Para el departamento de Salvini, la falta de un acuerdo común significa «la enésima demostración de que Europa no existe». El ministro había adelantado ayer también en «Il Corriere della Sera» que se mantendría firme en su postura y que en los próximos días se reunirá con el primer ministro húngaro, Viktor Orban, con quien comparte una visión contraria a la inmigración. Salvini también tuvo palabras para las decisiones en política migratoria del presidente español, Pedro Sánchez. En un mensaje en Twitter escribió que «después de haber cruzado la frontera española por Ceuta y agredido a agentes de patrulla, estos señores han sido devueltos a Marruecos gracias a un acuerdo internacional de hace 20 años», por los 116 migrantes expulsados poco después de saltar la valla de la ciudad autónoma. El ministro acompañó el mensaje con un vídeo de los subsaharianos en suelo español. «Si lo hace España está bien, pero si lo propongo yo soy racista, fascista y deshumano», añadió.

Salvini y Di Maio hicieron causa común contra la Unión Europea. Aunque esta postura volvió a abrir una grieta –algo ya habitual con cada momento de tensión política- en el seno de su Gobierno.
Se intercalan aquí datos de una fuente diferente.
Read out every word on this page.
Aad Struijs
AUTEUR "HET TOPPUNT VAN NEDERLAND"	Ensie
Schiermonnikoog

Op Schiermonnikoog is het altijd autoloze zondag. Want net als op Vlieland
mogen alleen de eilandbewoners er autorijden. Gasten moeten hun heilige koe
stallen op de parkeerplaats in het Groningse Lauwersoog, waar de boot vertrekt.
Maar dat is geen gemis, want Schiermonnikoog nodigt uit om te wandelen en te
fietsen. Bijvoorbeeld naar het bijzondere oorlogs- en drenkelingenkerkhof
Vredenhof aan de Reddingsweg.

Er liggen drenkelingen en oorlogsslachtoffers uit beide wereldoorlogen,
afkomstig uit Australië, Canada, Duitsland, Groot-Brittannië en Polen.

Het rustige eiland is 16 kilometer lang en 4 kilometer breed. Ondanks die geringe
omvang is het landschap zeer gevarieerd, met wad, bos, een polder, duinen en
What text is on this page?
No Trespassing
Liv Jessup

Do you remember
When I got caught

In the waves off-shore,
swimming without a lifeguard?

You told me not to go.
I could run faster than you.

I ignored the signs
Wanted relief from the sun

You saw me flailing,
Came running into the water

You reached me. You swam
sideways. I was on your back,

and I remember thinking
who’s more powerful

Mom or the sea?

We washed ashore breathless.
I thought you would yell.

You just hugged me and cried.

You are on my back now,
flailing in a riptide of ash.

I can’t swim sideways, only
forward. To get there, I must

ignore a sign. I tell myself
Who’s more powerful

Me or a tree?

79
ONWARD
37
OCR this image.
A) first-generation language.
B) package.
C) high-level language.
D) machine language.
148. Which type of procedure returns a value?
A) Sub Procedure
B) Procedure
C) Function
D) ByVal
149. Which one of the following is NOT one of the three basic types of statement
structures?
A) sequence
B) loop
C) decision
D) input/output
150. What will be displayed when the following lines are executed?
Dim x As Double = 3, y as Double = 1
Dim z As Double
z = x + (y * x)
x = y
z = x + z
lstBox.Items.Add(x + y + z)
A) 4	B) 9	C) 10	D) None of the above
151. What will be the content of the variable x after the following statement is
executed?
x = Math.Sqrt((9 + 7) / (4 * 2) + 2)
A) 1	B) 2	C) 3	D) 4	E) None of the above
En este caso, el ministro de Exteriores, Enzo Moavero, que goza de gran prestigio en
Bruselas, aseguró que «pagar las contribuciones a la UE es un deber legal». Roma aporta unos 20.000 millones anuales, que ahora Di Maio amenaza con retener. En declaraciones a la Prensa, el presidente del Parlamento Europeo, Antonio Tajani, también manifestó que afectaría a la «credibilidad italiana». «Espero que se trate de una broma», añadió.